Hay excepciones: “Pastoral” (que, curiosamente, no tiene cita literaria porque en ella “las delicias de la vida sencilla permanecen sin adornar”) le brinda a Brendel la primera oportunidad para hablarnos de lenguaje musical. La modernidad está en Liszt; la estética impresionista ya está presente en él. A mí me gusta señalar ante mis alumnos como simbólico “momento fundacional” del nuevo lenguaje un instante concreto de los “Jeux d’eau à la Villa d’Este”. Pedagógicamente es eficaz: la melodía se hace la remolona por unos segundos como si estuviera decidiendo la conveniencia de dar un paso importante y finalmente ocurre. Para cuando la música recupera su velocidad de crucero, el paisaje tonal ha cambiado y se ha poblado de armonías de séptimas mayores y novenas. Memorable.
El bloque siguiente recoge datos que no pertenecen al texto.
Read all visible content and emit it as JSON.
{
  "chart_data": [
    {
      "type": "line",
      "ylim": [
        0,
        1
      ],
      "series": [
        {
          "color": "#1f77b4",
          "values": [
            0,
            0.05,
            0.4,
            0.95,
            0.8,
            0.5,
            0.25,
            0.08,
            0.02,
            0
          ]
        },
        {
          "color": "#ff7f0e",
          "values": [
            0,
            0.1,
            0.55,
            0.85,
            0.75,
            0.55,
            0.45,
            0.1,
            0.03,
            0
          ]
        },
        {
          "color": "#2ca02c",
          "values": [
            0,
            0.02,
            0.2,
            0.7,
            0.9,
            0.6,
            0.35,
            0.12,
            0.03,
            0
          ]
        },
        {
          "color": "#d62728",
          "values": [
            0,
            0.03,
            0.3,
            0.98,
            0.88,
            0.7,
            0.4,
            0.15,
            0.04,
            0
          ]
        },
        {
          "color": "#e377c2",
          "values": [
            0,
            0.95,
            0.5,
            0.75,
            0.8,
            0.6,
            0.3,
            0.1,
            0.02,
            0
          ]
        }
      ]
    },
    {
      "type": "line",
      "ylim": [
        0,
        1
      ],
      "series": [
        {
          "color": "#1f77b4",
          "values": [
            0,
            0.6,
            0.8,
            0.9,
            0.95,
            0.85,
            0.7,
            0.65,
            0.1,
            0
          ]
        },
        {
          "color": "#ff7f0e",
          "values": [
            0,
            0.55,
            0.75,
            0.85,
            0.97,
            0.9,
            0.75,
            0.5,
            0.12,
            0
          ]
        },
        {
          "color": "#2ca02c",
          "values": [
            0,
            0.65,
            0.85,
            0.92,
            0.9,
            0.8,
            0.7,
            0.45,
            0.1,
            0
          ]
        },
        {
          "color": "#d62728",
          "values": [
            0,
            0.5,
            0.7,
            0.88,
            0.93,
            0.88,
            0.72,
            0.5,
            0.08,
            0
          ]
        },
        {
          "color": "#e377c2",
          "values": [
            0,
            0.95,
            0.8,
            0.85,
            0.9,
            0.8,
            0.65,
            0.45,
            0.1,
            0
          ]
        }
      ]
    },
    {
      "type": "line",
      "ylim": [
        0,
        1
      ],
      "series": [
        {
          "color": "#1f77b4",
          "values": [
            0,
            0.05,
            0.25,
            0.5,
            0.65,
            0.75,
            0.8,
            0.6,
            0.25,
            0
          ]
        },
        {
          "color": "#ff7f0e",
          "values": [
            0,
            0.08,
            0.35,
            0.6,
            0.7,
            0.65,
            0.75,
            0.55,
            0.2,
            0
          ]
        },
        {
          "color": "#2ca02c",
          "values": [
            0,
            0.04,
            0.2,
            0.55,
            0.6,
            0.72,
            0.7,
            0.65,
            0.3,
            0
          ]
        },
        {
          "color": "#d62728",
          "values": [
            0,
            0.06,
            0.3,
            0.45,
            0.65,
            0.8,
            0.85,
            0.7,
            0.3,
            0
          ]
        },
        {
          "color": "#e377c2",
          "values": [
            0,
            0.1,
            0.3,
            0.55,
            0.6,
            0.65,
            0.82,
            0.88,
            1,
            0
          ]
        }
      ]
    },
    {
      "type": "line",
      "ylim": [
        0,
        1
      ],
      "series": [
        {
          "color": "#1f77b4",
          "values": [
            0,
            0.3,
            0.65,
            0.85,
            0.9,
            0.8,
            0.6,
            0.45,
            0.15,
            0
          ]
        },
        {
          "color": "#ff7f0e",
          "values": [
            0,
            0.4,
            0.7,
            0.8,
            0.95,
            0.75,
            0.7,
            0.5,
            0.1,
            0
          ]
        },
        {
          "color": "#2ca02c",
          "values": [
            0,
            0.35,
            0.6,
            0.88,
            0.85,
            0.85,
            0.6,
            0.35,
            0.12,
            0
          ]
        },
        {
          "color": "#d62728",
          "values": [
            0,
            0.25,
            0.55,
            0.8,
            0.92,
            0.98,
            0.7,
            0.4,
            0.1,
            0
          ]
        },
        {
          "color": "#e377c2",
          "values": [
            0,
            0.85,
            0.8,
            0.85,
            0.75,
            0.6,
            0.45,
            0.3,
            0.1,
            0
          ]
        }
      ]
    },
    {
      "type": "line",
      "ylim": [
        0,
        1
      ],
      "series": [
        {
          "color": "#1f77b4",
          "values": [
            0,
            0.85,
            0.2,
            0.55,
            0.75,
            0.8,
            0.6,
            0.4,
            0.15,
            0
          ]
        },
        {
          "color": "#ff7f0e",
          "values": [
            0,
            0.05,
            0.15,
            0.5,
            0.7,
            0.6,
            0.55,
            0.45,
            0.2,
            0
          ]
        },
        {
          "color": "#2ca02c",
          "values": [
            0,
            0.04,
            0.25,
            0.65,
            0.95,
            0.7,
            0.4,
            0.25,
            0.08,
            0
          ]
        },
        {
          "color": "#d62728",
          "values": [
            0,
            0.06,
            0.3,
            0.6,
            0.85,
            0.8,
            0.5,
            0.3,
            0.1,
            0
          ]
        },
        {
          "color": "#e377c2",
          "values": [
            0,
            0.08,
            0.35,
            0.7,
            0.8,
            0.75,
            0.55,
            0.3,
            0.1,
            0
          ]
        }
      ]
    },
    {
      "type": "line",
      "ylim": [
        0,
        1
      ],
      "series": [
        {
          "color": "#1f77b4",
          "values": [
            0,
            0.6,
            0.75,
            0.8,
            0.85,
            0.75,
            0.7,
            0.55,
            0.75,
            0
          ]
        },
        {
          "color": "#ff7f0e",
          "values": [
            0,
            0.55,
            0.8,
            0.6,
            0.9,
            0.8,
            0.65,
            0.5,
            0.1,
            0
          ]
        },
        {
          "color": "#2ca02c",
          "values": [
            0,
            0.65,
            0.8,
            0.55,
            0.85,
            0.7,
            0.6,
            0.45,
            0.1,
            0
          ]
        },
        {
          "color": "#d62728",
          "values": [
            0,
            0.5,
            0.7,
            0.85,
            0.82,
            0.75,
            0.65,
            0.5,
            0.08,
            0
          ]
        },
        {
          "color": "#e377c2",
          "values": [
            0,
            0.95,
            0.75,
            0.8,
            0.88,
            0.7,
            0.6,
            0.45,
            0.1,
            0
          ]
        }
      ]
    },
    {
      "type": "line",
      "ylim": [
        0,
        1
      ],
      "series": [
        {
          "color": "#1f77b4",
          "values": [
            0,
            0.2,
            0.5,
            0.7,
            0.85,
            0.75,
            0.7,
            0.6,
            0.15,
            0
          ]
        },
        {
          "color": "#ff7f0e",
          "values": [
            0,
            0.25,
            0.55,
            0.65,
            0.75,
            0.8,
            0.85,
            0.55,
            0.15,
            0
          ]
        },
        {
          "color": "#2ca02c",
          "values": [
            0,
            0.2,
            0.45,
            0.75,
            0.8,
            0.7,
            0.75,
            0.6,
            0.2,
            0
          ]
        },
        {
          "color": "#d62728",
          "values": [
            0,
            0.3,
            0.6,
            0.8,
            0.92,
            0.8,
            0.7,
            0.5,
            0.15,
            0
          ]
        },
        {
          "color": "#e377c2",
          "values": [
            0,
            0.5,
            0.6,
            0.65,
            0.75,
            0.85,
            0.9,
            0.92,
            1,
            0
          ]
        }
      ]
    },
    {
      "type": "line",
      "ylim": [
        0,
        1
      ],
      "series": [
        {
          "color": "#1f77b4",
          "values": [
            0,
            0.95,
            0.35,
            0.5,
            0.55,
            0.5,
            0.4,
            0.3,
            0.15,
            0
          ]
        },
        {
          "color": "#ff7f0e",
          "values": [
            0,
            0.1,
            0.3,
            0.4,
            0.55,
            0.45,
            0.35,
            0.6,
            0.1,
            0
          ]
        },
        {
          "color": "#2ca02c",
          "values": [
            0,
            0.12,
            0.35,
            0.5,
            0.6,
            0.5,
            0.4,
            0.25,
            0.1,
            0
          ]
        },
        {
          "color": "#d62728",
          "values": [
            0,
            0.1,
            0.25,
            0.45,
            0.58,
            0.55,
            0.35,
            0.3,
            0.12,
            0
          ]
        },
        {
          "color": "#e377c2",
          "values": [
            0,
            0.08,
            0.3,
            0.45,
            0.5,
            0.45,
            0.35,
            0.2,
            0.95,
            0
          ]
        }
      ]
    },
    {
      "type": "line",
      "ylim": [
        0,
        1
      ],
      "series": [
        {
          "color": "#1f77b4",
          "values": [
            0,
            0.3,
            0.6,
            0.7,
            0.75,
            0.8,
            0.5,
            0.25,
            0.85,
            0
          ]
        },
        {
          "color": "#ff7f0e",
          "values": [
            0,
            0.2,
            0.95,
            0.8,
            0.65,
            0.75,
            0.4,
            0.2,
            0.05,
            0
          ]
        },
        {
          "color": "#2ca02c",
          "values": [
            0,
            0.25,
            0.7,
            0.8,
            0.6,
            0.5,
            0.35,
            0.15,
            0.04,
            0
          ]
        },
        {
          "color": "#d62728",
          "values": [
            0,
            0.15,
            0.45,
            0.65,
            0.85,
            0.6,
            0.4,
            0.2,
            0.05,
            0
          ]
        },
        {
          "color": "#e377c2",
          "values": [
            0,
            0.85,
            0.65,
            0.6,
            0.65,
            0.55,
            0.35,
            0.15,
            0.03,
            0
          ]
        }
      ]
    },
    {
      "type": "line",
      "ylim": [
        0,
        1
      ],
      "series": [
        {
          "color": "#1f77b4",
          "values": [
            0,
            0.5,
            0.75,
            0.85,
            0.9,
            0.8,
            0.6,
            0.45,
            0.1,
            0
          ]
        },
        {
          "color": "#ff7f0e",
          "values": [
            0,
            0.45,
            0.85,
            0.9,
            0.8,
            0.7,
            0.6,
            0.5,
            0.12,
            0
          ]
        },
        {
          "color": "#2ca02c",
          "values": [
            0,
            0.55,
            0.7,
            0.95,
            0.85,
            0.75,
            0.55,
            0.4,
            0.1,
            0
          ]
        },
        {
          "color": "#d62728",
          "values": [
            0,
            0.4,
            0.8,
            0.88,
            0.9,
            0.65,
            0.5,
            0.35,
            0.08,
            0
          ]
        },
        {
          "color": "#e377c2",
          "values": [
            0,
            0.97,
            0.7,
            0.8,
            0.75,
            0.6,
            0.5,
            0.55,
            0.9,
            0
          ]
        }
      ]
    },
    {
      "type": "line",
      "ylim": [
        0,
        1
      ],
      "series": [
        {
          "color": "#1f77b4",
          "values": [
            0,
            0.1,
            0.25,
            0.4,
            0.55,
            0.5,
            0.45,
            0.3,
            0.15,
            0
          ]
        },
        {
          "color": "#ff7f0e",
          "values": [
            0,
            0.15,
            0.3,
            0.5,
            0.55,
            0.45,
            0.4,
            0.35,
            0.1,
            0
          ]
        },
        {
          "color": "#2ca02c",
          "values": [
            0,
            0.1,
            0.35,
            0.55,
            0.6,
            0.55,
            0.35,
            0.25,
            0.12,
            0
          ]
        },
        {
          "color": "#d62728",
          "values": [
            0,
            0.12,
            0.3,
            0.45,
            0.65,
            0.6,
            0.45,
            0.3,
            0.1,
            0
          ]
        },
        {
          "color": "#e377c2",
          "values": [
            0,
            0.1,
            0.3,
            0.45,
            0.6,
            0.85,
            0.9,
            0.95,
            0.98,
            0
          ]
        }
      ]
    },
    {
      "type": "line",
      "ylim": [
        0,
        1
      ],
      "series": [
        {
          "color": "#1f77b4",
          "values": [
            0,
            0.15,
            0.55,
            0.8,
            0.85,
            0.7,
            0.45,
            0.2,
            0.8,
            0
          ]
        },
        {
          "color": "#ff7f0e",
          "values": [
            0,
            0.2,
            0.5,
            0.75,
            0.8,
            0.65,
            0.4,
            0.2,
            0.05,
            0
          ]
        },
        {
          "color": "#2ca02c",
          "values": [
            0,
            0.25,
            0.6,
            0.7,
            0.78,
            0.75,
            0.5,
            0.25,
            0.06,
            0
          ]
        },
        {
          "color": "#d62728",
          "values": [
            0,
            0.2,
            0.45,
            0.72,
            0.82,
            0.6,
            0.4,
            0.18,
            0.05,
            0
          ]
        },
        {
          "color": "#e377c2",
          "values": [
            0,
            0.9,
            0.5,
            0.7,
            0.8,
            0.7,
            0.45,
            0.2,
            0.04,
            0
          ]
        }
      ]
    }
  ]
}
Pero volvamos a la senda. Estética, historia, lenguaje musical… todo tiene cabida en el fascinante peregrinaje que nos propone Brendel. Parece como si cada pieza proporcionara una clave decisiva: así, la inclusión de dos “Estudios” entre esta colección de instantáneas de lugares (lagos, parajes, capillas solitarias) nos recuerda que, para el verdadero artista del Romanticismo, el virtuosismo técnico del Estudio debía estar siempre subordinado a lo expresivo. Y así queda en evidencia cuando Brendel calla con la voz y comienza a hablar con las manos.

Quizá sea al llegar al “Vallée d’Obermann” donde mejor encontramos la síntesis del pensamiento de Liszt y de la impecable capacidad de Brendel de conducirnos a él. Este valle no es tanto una descripción de la naturaleza que rodea al compositor sino “un vehículo para una grandiosa introspección y confesión personal”. El libro “Obermann” de Senancour fue obra de cabecera de toda una generación de románticos franceses. Para Liszt era al mismo tiempo una muestra de la “implacable soledad del dolor humano” pero también “el libro que alivia mis sufrimientos”. Y Brendel concluye revelándonos que para Obermann, el intelectual marginado y escéptico radical, “toda causa está oculta, todo propósito es engañoso y la naturaleza sigue siendo impenetrable. La pieza comulga con la idea de que la única verdad fiable se halla en los propios sentimientos: “sentir, existir, ser consumido únicamente por el deseo irresistible, quedarse embriagado por el hechizo de un mundo irreal y finalmente perecer en su seductor engaño”.

Eso es lo que consigue Brendel: hechizar y seducir con su discurso sencillo y hondo antes de acariciar con sus manos una música que brota luminosa de algún lugar recóndito.